The next morning, we gathered at UP Baguio. It was my first time meeting some writer friends beyond Facebook profiles and literary celebrations. It was also far too early for me. Without coffee, my brain and social instincts refuse to function before 10 in the morning. We were all quiet, shy, like children on the first day of school, instinctively carving out small, temporary territories for ourselves until we were called into the van.

Sagada welcomed us with cold air and a careful slowness. After settling our bags in the cottages, we went to Dogo Siwang Arts Hub, where the opening program of the Cordillera Creative Writing Workshop (CCWW) was held. We were greeted by one of the resident artists, Ma’am Gwen Gaongen. The workshop was born in Sagada, and as the organizers explained, bringing it back here felt like a necessary homecoming to the land that first held its beginnings.
The CCWW emerged as a response to the historical marginalization of Cordilleran voices in Philippine literature, which has long been centered in Manila. It created a space where writing from the regions could develop on its own terms—rooted in land, memory, language, and community rather than institutional prestige. What makes the workshop distinct is that it is organized largely by its own alumni. Generation after generation, writers return not as authorities but as caretakers, holding each other’s work with intimacy and accountability. It is a workshop sustained less by hierarchy and more by kinship.
That evening, we had dinner at Gaia Café, a place made famous by the film That Thing Called Tadhana. Overpinikpikan and cups of strong barako coffee, I learned that the owner of Gaia was a fellow in the very first CCWW, which was held in Sagada. Watching the conversations unfold felt like witnessing a reunion of people who once shared (and are still sharing) a youthful devotion to art and literature— now older, grounded—but still tethered to the same, if not better, creative rigor and visions. The workshop revealed itself not as a one-time event but as a long, ongoing conversation.
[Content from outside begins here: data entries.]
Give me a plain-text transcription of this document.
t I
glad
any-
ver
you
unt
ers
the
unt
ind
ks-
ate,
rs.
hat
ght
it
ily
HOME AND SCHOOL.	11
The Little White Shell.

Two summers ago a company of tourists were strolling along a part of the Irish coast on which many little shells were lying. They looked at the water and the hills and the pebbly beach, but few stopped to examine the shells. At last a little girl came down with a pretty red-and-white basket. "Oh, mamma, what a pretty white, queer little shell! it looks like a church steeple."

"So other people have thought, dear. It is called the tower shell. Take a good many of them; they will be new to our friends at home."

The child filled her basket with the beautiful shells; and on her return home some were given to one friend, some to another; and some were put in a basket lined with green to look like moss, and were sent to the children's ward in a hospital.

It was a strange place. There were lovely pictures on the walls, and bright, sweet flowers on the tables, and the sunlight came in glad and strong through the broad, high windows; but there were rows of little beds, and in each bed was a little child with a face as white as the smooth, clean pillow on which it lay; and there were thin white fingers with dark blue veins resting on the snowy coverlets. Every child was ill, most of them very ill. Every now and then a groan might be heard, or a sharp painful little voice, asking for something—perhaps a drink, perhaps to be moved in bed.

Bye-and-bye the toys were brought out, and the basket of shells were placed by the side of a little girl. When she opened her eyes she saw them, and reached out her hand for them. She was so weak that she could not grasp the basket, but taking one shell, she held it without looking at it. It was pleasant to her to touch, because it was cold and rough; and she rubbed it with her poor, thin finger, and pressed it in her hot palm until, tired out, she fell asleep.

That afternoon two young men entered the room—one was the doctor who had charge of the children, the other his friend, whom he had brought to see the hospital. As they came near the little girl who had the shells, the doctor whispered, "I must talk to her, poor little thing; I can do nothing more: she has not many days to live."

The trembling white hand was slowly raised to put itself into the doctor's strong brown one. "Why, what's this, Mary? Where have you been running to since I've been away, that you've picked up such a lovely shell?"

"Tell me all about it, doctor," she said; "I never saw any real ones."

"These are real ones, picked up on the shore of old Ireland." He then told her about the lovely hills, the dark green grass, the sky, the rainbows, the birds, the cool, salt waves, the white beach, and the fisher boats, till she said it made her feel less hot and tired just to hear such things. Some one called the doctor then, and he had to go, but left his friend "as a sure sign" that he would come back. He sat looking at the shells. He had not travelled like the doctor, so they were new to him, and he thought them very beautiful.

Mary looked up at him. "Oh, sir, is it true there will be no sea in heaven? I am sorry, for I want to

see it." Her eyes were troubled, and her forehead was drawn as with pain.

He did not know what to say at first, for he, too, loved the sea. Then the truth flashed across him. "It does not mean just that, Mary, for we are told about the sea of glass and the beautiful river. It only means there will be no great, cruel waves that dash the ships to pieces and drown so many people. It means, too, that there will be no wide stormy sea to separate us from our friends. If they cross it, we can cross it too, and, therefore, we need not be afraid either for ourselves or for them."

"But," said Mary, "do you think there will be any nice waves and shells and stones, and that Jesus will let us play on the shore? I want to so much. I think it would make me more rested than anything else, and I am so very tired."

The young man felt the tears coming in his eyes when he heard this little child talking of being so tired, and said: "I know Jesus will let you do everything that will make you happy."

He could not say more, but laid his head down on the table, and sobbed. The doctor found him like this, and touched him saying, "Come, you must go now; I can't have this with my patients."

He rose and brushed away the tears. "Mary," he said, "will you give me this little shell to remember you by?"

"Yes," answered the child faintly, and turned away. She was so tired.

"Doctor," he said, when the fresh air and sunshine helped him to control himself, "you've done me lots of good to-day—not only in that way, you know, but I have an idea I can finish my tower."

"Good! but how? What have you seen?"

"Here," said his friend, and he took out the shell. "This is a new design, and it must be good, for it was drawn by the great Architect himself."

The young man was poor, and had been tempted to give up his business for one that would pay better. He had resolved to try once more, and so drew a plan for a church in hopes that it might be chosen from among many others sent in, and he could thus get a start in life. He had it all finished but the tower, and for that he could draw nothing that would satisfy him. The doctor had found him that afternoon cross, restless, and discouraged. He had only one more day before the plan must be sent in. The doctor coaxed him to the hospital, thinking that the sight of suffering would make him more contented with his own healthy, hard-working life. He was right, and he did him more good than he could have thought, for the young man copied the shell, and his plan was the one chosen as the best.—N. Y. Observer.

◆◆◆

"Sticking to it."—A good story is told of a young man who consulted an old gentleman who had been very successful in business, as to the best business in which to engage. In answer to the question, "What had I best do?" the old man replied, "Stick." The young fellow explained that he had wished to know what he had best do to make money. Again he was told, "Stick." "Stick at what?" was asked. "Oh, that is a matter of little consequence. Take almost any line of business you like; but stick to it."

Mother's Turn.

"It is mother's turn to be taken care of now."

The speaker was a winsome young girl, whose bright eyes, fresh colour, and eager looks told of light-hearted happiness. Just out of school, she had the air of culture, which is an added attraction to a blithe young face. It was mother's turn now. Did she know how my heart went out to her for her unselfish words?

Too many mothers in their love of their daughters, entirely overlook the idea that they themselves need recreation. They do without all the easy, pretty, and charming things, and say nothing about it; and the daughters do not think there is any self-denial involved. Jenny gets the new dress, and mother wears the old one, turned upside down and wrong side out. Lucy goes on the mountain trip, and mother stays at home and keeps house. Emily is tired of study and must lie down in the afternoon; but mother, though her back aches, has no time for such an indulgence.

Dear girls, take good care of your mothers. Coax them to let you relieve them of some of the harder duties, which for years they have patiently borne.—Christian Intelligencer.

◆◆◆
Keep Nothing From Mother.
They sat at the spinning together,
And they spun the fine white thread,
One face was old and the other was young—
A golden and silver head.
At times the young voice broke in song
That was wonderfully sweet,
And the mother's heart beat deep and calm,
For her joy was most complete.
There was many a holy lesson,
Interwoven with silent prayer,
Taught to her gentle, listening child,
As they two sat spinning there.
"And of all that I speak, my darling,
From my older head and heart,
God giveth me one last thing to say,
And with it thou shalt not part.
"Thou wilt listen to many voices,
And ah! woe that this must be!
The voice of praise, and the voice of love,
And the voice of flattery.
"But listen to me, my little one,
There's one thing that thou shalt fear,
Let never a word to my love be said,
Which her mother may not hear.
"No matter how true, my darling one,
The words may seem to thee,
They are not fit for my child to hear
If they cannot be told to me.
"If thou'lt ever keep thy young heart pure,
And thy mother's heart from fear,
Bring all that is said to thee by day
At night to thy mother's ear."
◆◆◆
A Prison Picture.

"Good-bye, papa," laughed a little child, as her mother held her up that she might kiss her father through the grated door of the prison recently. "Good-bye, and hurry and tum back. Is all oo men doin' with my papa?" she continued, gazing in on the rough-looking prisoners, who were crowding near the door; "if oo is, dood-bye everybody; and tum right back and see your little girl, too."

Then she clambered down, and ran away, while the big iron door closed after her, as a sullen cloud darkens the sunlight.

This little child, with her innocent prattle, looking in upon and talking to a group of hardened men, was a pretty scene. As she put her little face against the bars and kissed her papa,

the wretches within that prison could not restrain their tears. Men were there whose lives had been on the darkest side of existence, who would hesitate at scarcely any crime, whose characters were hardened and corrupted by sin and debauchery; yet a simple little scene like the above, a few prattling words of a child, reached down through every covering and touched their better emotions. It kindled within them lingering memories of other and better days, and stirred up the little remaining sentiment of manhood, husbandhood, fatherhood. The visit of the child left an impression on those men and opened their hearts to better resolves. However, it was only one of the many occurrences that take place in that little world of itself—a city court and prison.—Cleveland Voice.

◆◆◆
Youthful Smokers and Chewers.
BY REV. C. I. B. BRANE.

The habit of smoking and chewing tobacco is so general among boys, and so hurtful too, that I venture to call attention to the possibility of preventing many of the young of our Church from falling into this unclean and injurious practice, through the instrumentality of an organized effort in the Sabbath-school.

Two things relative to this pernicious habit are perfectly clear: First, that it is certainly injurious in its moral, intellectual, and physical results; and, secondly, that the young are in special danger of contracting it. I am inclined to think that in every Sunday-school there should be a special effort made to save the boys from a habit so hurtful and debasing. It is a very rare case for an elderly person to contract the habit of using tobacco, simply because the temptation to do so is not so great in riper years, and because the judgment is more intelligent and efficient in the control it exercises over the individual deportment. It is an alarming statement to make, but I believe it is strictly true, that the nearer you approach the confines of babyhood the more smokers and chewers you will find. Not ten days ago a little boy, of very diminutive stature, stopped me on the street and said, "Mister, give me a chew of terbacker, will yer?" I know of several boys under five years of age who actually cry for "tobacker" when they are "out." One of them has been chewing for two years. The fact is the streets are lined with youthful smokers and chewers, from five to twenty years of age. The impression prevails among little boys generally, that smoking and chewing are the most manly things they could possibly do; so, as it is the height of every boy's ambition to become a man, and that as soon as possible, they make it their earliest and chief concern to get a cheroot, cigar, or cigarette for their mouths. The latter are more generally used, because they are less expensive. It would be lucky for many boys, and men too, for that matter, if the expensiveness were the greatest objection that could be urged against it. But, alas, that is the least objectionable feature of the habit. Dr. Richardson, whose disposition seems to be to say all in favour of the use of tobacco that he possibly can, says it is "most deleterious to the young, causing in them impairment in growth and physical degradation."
I write this resisting the urge to label Sagada in the language of tourism. I have seen what such labels do. Baguio, once called the “Summer Capital of the Philippines,” now struggles with overpopulation, water shortages, and the displacement of its own residents. Tourism, when driven solely by capital, commodifies culture and turns communities into attractions. In Sagada, there are attempts to resist this: regulated tourism, community-based homestays, and town hall gatherings modeled after the dap-ay, where collective decisions are made. Still, the threat remains. We passed a massive hotel under construction—an eyesore, for me, and a reminder of how easily “development” can erode the very things it claims to celebrate.
After four days of intensive writing, critique, and conversation, the workshop ended with a poetry night by a bonfire, warmed by gin and shared laughter. Tears were shed and wishes were whispered into the fog. What stayed with me was not just Sagada’s capacity to inspire creativity, but its model of community. It offered me a space to negotiate my ambitions and my disillusionments—as a writer, as a person, as an emerging poet from the regions now based in the dense and saturated terrain of Metro Manila. The community extended beyond Sagada itself. It existed in us—ten writing fellows, who journeyed there together and shared drafts, silences, jokes, and vulnerabilities. There is a particular sense of belonging that comes from building a community around a shared language—whether that language is literature, inside jokes, or one’s mother tongue.
When I returned to Manila, it took months before I could write about Sagada. I resurrected my journal, piecing together fragments written during breaks. These fragments helped me remember how the people I met and the histories I encountered, seemingly rearranged something in me. Travel, I realized, does not always reveal new places. Sometimes, it clarifies the kind of community we are still searching for—and the kind we are capable of building.